I used KDE activities by task and had such a config for each task. KDE activities can run arbitrary scripts on being started. So when I opened the "work" activity for example, all my work apps would open up in my preffered arrangement. When I opened the gaming activity, steam would start on my side monitor and the main monitor had all of the other gaming related shortcuts on it etc.
Together with the preload daemon or a custom vm-touch (i switched from one to the other at some point) it was blazingly fast and very comfy. (Again, I overprovisioned my RAM so I used it by filling it post boot with a cache of pages that my apps load on startup)
Then wayland came and broke it and I didn't bother to fix it yet.
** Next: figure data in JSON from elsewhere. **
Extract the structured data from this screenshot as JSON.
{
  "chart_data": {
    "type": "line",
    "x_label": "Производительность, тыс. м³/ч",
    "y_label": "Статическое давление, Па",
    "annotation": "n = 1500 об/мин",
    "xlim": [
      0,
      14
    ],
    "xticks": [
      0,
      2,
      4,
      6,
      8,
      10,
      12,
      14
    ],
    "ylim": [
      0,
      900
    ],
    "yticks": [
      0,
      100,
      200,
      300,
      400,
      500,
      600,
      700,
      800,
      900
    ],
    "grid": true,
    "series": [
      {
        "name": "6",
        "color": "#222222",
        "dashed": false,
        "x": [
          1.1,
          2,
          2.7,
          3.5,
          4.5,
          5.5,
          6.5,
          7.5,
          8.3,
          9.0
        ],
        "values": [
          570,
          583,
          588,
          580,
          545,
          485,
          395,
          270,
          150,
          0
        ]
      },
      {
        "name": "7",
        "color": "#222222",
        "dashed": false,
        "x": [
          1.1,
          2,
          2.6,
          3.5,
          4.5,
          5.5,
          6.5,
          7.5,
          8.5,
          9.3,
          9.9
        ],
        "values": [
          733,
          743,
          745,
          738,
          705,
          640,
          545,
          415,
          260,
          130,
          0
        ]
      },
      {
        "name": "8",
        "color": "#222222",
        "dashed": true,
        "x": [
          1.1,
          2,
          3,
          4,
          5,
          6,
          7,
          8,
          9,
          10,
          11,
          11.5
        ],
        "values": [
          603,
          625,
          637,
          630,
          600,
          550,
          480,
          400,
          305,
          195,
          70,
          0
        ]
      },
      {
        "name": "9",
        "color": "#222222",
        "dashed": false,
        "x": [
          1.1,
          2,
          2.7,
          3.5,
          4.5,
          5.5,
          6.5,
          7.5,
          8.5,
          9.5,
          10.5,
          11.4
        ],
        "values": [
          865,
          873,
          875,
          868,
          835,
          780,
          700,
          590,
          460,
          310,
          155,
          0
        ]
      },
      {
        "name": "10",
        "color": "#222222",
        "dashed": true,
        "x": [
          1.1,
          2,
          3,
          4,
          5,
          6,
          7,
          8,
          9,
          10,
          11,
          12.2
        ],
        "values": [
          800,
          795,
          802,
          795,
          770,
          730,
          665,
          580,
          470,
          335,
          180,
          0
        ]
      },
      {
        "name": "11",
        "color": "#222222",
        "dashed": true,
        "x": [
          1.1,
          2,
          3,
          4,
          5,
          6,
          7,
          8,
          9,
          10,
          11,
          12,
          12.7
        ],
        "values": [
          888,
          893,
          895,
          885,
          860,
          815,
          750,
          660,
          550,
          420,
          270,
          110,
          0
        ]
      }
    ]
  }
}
But everybody has their own prefered workflows, I'm not saying one is better than the other. Just wanted to share.
Omg absolutely separate from the purpose of this thread, but would you happen to have copies of such scripts or could you recommend some tutorials on KDE activities? I usually prefer lean DEs, but every once in a while KDE makes it so difficult for me to say no to them.
Really thank you for sharing your insight and experience on this.
KDE activities don't get much dev love, so be warned.
The activity script hooks are (or were for a long time, idk how it is now) an undocumented feature.
I'll dig all the stuff out for you later today.
Here you go:
Everything should be documented there
https://git.sr.ht/~deckweiss/x11_activity_session
It probably can be adopted to wayland (or even native kde tiling) with a bit of tinkering.
I'm instacloning this. I get from the files and from previous experience with KDE that it can be done, I just haven't gotten enough tinkering experience outside of the classics such as wmctrl to do that yet.